De modo que la historia de don Quijote, el mismo día que murió, despertó, a cada cual más admirable, otras cien historias que estaban a su lado haciendo la guarda para ser contadas, y que de no haber sido por don Quijote habrían permanecido eternamente en su limbo.
Y ni siquiera la novela de don Quijote se abrochó al morir él. Tampoco supo, cuando murió, los innumerables problemas que su mala cabeza dejaba concernientes a la hacienda. «Feliz don Quijote que se ha muerto en la completa ignorancia», llegó a decir don Pedro, haciendo referencia a tanto desarreglo. Sin saberlo y sin quererlo murió arruinado y lleno de deudas y con acreedores y voraces logreros dispuestos a despedazar aquellos bienes muebles e inmuebles que fueron tic sus bisabuelos, de sus abuelos y de sus padres y que él creyó dejar limpios de paja y polvo, como se los dejaron a él, a su única sobrina, Antonia Quijano. Y así, ¿quien diría que la historia de Antonia Quijano era diferente de la de su tío y que podía empezarse sin que antes se contase, toda entera, la de su tío?
Pero no hay nada que llegue a mucho que no empiece por poco. He aquí, pues, los detalles exactos de lo que ocurrió ese día.

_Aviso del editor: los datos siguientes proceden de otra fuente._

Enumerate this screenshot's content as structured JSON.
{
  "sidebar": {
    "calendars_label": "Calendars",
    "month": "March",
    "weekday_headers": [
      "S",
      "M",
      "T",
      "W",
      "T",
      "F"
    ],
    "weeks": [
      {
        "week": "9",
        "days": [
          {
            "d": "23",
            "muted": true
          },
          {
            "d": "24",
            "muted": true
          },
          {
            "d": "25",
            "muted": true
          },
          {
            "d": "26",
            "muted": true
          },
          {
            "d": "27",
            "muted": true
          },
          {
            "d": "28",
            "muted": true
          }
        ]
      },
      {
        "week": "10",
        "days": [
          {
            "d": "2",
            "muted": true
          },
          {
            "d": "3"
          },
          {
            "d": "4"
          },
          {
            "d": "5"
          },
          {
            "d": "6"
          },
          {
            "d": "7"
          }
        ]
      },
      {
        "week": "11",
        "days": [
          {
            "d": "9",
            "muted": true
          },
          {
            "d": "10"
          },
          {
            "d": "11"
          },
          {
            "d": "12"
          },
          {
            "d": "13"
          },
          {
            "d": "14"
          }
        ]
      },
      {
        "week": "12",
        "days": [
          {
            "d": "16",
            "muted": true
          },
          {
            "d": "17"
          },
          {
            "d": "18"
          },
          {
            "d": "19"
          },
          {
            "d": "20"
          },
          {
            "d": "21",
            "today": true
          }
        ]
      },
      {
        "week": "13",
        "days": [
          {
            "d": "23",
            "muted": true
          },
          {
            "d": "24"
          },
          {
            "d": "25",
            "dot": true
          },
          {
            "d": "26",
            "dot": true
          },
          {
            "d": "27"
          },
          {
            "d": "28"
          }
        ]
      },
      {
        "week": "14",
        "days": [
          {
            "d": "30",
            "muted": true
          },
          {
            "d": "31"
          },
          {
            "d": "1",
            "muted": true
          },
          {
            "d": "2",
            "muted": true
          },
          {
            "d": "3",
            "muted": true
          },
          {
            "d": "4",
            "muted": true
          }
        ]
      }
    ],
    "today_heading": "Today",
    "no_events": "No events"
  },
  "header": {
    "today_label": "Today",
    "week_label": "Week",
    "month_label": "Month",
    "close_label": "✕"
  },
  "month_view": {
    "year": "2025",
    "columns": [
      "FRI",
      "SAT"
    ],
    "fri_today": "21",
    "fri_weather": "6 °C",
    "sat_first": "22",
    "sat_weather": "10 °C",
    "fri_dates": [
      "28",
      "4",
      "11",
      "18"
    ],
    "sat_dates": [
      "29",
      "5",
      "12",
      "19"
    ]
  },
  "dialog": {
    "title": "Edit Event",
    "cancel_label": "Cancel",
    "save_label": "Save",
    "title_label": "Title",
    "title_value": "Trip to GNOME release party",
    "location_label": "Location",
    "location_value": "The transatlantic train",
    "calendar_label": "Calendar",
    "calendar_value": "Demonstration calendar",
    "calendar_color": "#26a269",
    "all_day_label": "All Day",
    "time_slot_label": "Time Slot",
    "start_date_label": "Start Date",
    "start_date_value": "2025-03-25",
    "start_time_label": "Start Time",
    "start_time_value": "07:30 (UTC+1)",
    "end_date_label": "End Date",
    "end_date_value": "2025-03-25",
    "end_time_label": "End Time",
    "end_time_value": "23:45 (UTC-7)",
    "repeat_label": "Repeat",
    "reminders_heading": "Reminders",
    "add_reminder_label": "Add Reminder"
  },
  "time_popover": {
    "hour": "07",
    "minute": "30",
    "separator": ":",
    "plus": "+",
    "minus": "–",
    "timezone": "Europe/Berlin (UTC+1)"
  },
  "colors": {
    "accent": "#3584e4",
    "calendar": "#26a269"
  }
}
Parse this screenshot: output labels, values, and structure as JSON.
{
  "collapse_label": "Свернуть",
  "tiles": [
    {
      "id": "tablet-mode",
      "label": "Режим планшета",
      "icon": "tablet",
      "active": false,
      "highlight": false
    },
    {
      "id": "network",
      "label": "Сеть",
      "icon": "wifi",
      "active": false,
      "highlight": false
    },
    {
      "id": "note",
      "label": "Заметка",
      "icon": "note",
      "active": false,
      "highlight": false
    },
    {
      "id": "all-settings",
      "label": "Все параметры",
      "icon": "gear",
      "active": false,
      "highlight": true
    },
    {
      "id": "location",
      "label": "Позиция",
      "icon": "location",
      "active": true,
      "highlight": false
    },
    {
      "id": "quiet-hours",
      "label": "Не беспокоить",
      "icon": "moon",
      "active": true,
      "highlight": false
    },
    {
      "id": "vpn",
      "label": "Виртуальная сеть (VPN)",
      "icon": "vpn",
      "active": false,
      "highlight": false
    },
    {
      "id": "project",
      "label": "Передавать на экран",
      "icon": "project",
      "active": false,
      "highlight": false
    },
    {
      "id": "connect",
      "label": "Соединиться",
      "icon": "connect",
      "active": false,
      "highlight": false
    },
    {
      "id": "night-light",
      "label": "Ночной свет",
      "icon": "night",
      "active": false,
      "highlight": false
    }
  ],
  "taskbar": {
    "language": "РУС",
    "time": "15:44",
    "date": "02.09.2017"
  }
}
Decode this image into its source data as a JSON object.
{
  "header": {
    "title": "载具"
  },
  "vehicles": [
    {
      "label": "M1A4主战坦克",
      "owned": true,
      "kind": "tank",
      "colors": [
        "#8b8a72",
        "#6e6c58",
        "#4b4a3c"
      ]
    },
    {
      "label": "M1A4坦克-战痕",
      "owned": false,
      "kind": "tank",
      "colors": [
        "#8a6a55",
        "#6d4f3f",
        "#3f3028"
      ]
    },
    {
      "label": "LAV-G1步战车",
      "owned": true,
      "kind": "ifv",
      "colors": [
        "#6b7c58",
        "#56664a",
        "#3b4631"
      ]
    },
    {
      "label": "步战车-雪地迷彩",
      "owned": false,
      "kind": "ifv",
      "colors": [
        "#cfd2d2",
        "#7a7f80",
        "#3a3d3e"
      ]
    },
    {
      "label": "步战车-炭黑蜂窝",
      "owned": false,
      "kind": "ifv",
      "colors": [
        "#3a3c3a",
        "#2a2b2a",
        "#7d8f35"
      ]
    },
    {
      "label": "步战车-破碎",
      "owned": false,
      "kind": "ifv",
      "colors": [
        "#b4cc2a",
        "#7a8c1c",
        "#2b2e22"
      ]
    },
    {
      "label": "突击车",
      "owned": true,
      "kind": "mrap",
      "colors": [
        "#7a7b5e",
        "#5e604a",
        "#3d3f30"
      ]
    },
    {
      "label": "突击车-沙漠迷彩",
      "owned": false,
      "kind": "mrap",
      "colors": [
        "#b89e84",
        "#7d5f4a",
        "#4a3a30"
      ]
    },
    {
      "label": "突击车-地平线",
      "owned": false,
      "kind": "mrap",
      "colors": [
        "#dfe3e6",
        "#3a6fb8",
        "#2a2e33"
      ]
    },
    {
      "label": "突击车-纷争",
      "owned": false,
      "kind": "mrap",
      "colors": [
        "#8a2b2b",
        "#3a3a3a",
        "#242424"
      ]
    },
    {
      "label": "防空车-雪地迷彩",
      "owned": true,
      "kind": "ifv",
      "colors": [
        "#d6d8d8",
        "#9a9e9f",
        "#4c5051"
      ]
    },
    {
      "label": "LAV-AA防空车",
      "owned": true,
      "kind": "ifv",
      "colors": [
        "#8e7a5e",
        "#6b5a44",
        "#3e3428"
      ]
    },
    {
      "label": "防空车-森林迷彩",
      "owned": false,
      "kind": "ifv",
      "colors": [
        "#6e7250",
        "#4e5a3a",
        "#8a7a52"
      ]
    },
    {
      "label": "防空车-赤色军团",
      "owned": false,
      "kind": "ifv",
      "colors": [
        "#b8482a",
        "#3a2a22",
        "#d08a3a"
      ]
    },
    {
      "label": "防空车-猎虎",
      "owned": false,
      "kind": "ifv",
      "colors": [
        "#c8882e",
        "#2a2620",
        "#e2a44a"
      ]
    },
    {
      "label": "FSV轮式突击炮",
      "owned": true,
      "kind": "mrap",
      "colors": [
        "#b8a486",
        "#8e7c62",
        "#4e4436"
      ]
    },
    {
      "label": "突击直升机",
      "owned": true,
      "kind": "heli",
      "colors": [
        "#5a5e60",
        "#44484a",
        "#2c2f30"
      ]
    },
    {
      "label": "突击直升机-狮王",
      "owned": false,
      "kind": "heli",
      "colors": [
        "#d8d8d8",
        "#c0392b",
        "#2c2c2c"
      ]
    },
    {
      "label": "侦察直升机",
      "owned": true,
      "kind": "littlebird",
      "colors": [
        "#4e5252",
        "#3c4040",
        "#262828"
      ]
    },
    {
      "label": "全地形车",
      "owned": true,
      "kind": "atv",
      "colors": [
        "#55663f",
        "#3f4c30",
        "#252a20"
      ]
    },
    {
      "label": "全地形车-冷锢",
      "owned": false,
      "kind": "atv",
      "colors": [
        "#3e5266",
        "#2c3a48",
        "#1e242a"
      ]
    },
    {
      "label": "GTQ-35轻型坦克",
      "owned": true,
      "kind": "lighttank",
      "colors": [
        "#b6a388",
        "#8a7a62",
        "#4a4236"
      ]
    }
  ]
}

El día que murió don Quijote fue inusitadamente caluroso para ser octubre, acaso uno de los días más opresivos y pegajosos del año, como si se tratasen de unas secuelas del veranillo de san Martín.
¿A qué hora exactamente transió don Quijote de ésta a vida más favorable? Nadie puede asegurarlo. Ninguno de los que se hallaban presentes llevaba encima un reloj. No eran principes ni reyes para tener uno. Únicamente don Pedro, por aquella coincidencia del breviario, hubiese podido saber la hora exacta, pero tampoco deja de ser una suposición que a don Pedro le interesara tal pormenor.
«Para morir no hay hora buena», dijo Sancho Panza, un poco antes de que se supiera que don Quijote había muerto. Apenas acababa de opalescerse el cielo con las primeras luces. Las agonías suelen ser lentas. Como nadie de los presentes se tomó la molestia de responderle, añadió otro refrán: «Para todo hay maña, sino para la muerte». Quería decir que salía sobrando el dar coces contra el aguijón, y más cuando el aguijón era el de la muerte.
Quizá cuando Sancho Panza se acordó de este segundo refrán, su amo ya no estaba entre los vivos. No obstante, podría certificarse que la muerte de don Quijote tuvo lugar, como se ha apuntado, en el cuartel de tercia, la hora más risueña de esa mañana. Parecía harta de trinos y olores finísimos y campesinos, y pájaros y perfumes hacían coro a la tenebrosa sentencia de Sancho con otra bien diferente: «Para vivir, todas las horas son buenas», después de que durante unos segundos no se oyera nada, ni pájaros ni perros ni cabras. Como si el mundo se hubiese acabado. Y, cosa extrañísima, después de tales trinos y olores al rato, dejó otra vez de oírse nada y de perfumarse. Como si el mundo no existiera.
Pero a pesar de que don Quijote muriese esa mañana, la vida continuó para aquellos que con él la habían compartido.